Time For New Prerequisites in the Work Space

Remember when knowing how to type was a prerequisite for a job? Ok, truth be told neither do I. These days, that would be akin to saying “come potty trained”. But I do remember typing classes as a student in elementary school. How can we forget those floppy disks?

Why did we learn to type? Because typing was a basic and necessary skill for functioning in a world where computers were taking over the workspace. Today, in a world where we interact through websites, networks and app-enabled mobile devices, it seems that our prerequisites are in need of an update.
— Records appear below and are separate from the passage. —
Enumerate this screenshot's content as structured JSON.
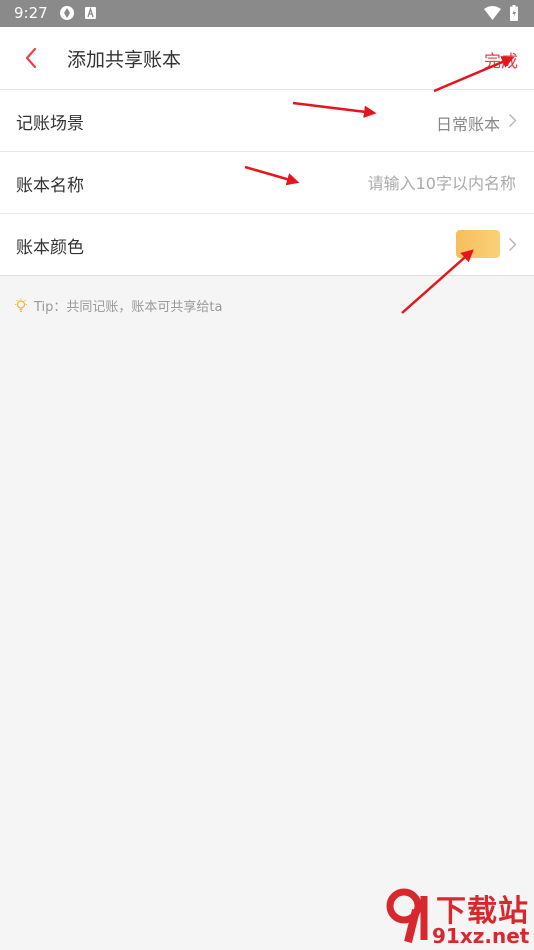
{
  "status_bar": {
    "time": "9:27",
    "icons": [
      "app-icon",
      "a-icon",
      "wifi-icon",
      "battery-icon"
    ]
  },
  "header": {
    "title": "添加共享账本",
    "done_label": "完成",
    "back_icon": "chevron-left-icon"
  },
  "form": {
    "scene": {
      "label": "记账场景",
      "value": "日常账本"
    },
    "name": {
      "label": "账本名称",
      "placeholder": "请输入10字以内名称",
      "value": ""
    },
    "color": {
      "label": "账本颜色",
      "swatch_color": "#f7c566"
    }
  },
  "tip": {
    "text": "Tip：共同记账，账本可共享给ta"
  },
  "watermark": {
    "brand": "下载站",
    "url": "91xz.net"
  },
  "colors": {
    "accent": "#e8404f",
    "annotation_arrow": "#e8141c"
  }
}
How frequently have you found yourself in a situation where you need to launch a simple website? Perhaps it’s for your resume, band, artwork, small business, an original idea, etc. Everyone has that one friend who knows how to build a site, or that guy who knows a guy, who knows how to build a site. But these days, on some level, everyone should be that guy or that girl. Your goal should not be to unseat the masters of code and design, but seek out the simple foundations of their art. You don’t need to be Edison to change a light bulb, but when the lights go out, you shouldn’t need to call an electrician to fix the problem.

We’ve reached a point where people need to re-educate and learn new basics, if not for themselves, but for the benefit of their co-workers. Imagine an office where the same number of people that understand Microsoft Word understood basic HTML and Photoshop. That would be one high functioning workspace.

It’s the ancillary knowledge gained when developing these skills that we’re really after. Suddenly the things you see online become demystified and your ability to foresee greater possibilities and problem solve increases exponentially. All companies no matter the industry, profession or trade interact with the web in some capacity – whether as a utility, a distribution channel or communications platform. Giving context to these channels and platforms on a wider scale is long overdue.

You didn’t sidestep learning Microsoft Word because you weren’t a writer. So why sidestep the fundamentals of the web because you’re not a designer or programmer? After all, learning to type has turned out to be pretty handy.